Falsafah dalam demokrasi ekonomi meliputi pengertian bahwa kegiatan ekonomi dilaksanakan dari rakyat, oleh rakyat dan untuk sebesar-besarnya bagi kemakmuran rakyat. Dengan demikian, konsep demokrasi ekonomi sangat relevan dengan gerakan ekonomi kerakyatan
Misi Demokrasi Ekonomi
Misi kerakyatan berarti pembangunan ekonomi nasional harus benar–benar mendorong sekaligus menampung aspirasi dan untuk kepentingan rakyat banyak. Pengusaha kecil menengah dan koperasi dan Baitul Mal wat Tanwil (BMT) yang merupakan bagian terbesar dalam perekonomian nasional (99,08%), harus diberikan peluang dan yang lebih besar agar menjadi tulang punggung perekonomian nasional. Dengan kata lain, rakyat banyak menjadi pemilik, pengola dan pengguna utama kekayaan dan aset ekonomi nasional. Karena itu, adalah adil jika rakyat Indonesia saat ini melalui koperasi mendapatkan kesempatan untuk mengelola dan memiliki perkebunan dan hutan-hutan. Dalam konteks ini kita amat mendukung kebijakan Zarkasih Nur yang ingin mengalokasikan dana 10 kali lebih besar dari angka kucuran dana Adi Sasono, yakni mencapai 100 triliun.

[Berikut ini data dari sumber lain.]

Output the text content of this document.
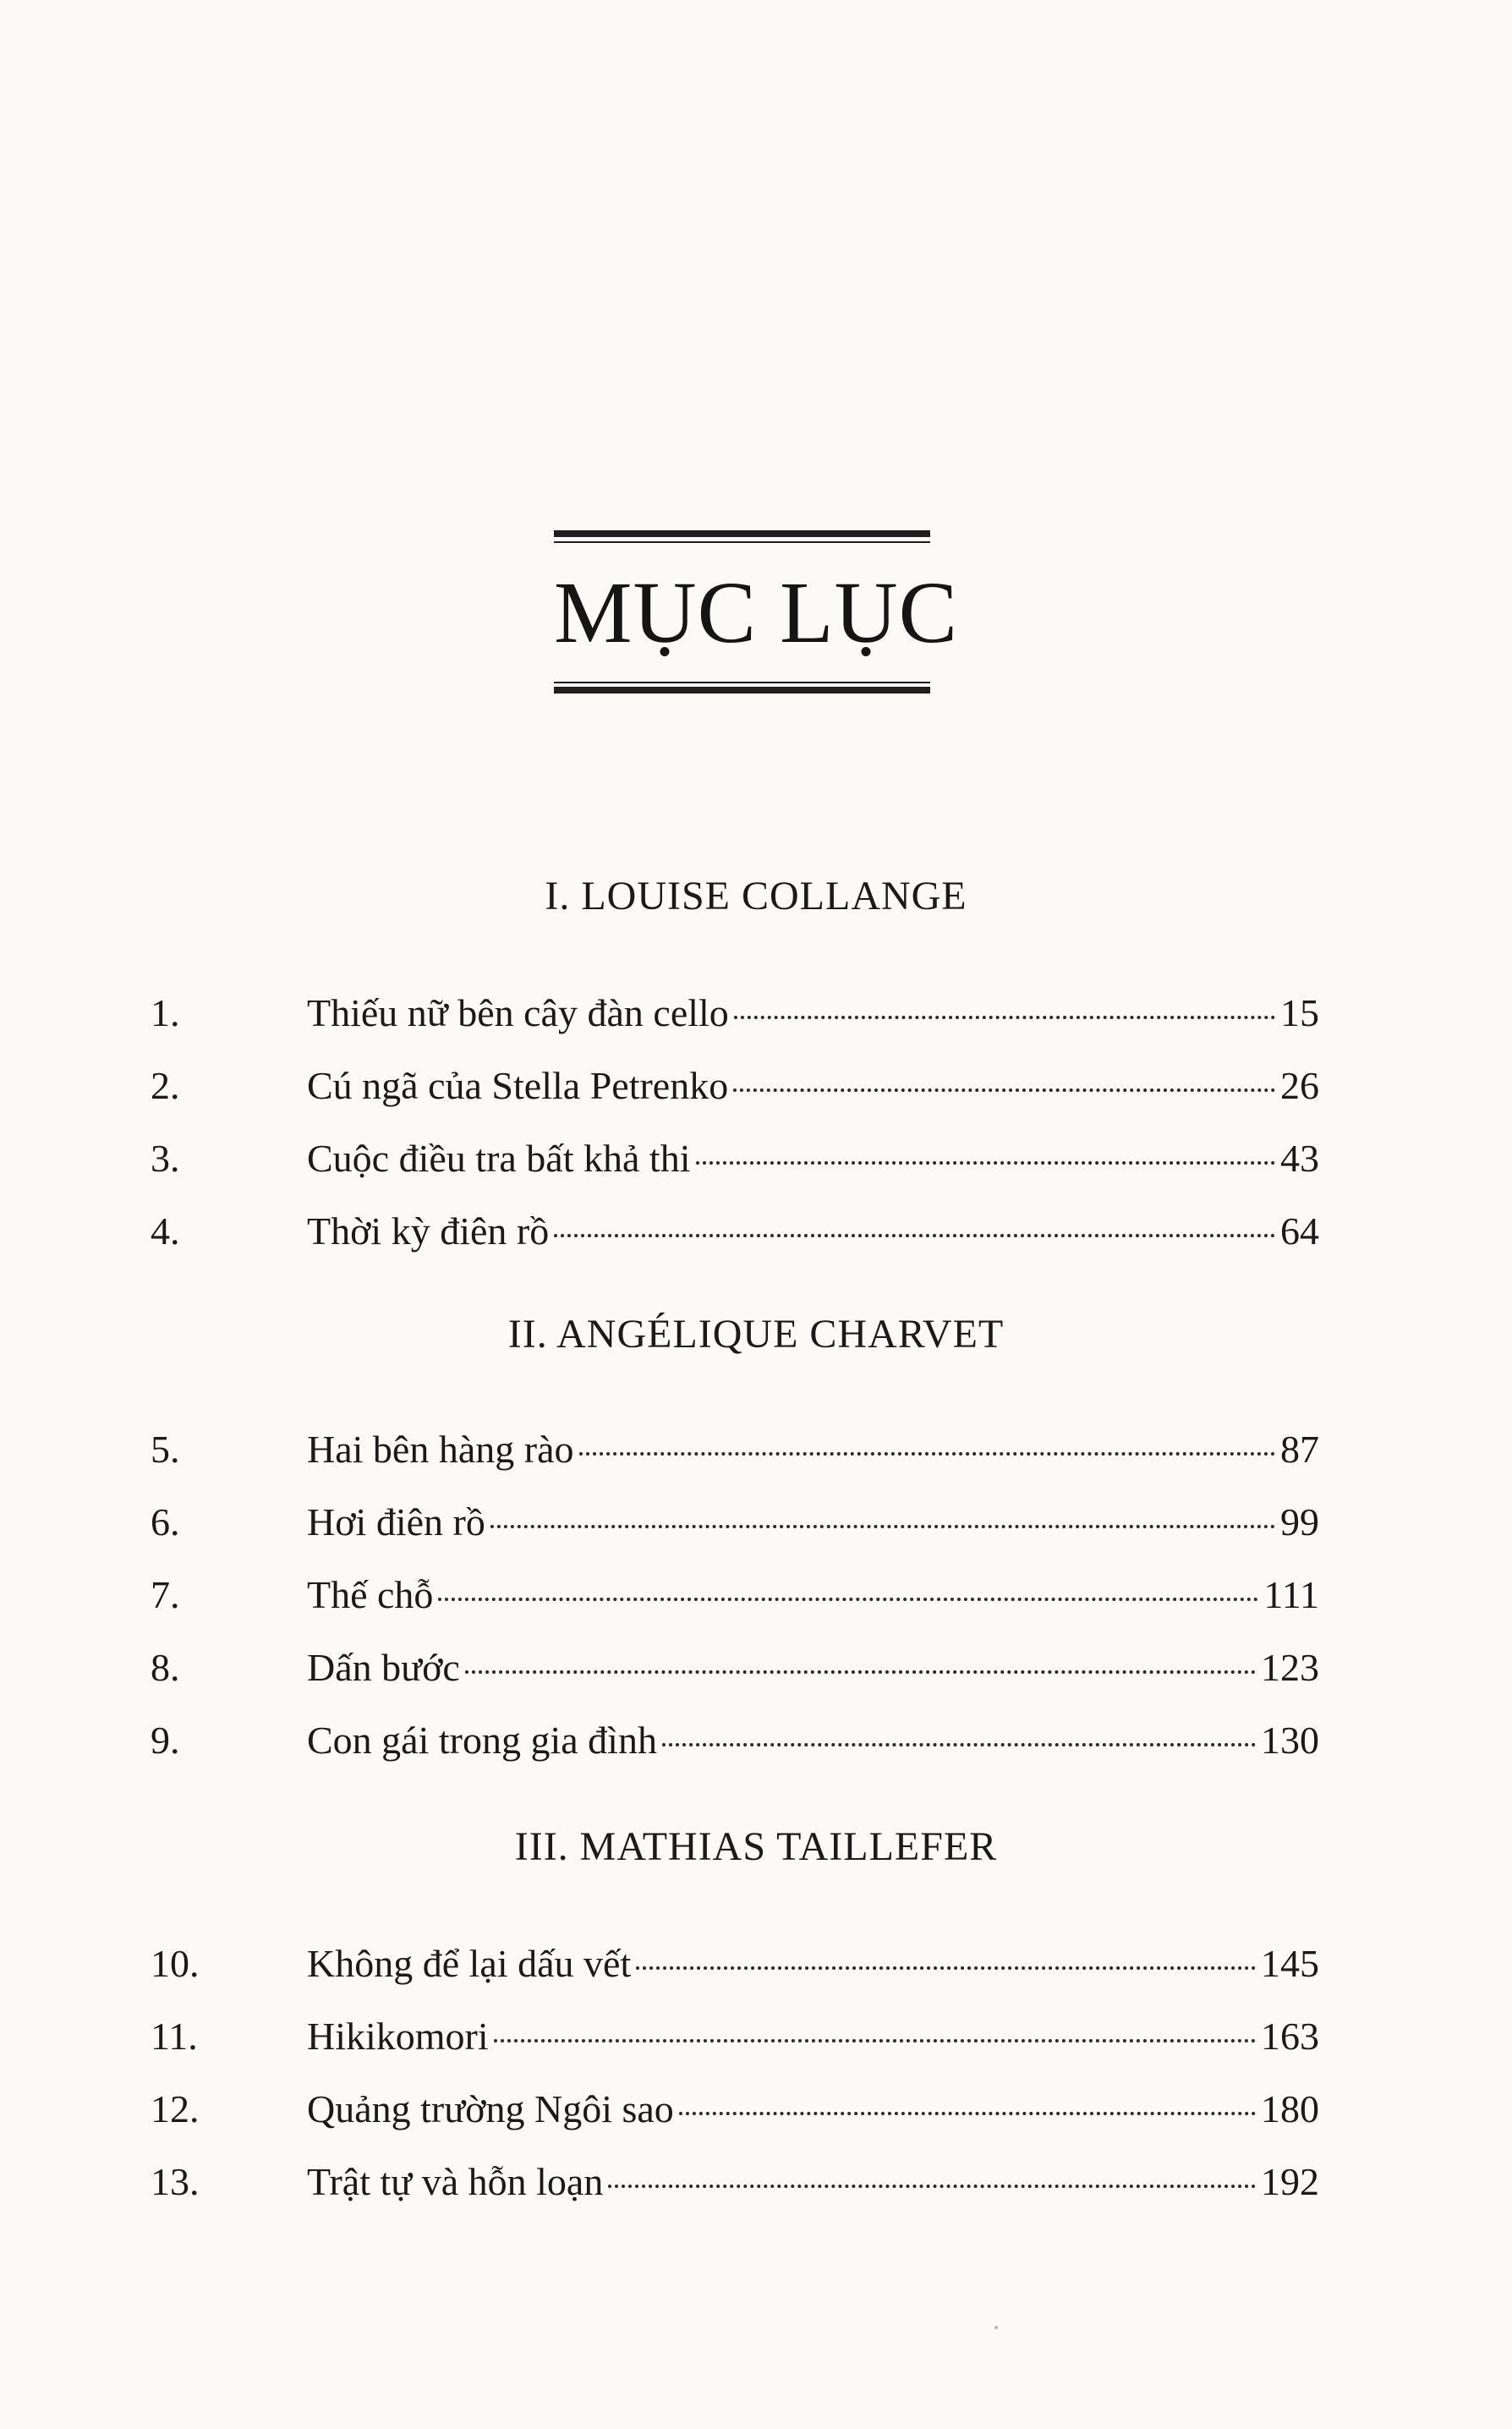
MỤC LỤC
I. LOUISE COLLANGE
1.	Thiếu nữ bên cây đàn cello	15
2.	Cú ngã của Stella Petrenko	26
3.	Cuộc điều tra bất khả thi	43
4.	Thời kỳ điên rồ	64
II. ANGÉLIQUE CHARVET
5.	Hai bên hàng rào	87
6.	Hơi điên rồ	99
7.	Thế chỗ	111
8.	Dấn bước	123
9.	Con gái trong gia đình	130
III. MATHIAS TAILLEFER
10.	Không để lại dấu vết	145
11.	Hikikomori	163
12.	Quảng trường Ngôi sao	180
13.	Trật tự và hỗn loạn	192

Kalau selama ini banyak sekali konglomerat yang memiliki jutaan hektare sawit dan hutan, maka di masa depan hal itu tidak boleh terjadi lagi. Rakyat kecillah yang diberi kesempatan luas untuk mengusai aset negara tersebut, tentunya dengan dukugan permodalan dan manajemen sumber daya manusia. Maka, penempatan Nurmahmudi Ismail sebagai Menteri Kehutanan sangat tepat, mengingat beliau adalah orang amanah dan bervisi ekonomi Islam yang koncern ada keadilan.
Selanjutnya, dalam pasal 4 TAP MPR XVI/1998 dinyatakan bahwa misi kemandirian berarti bahwa pembangunan perkeonomian bangsa harus bertumpu dan ditopang oleh kekuatan sumber daya internal yang dikelola dalam satu sistem ekonomi rakyat, sehingga pembangunan nasional tidak lagi tergantung pada kekuatan-kekuatan ekonomi di luar ekonomi rakyat itu sendiri.
Sedangkan misi kemartabatan berarti kedaulatan ekonomi rakyat harus tetap dihormati, bukan karena rasa kasihan namun rasa benar-benar ditempatkan sebagai pelaku dunia usaha yang unggul dan ditempatkan pada jalur utama dalam seluruh kehidupan ekonomi nasional.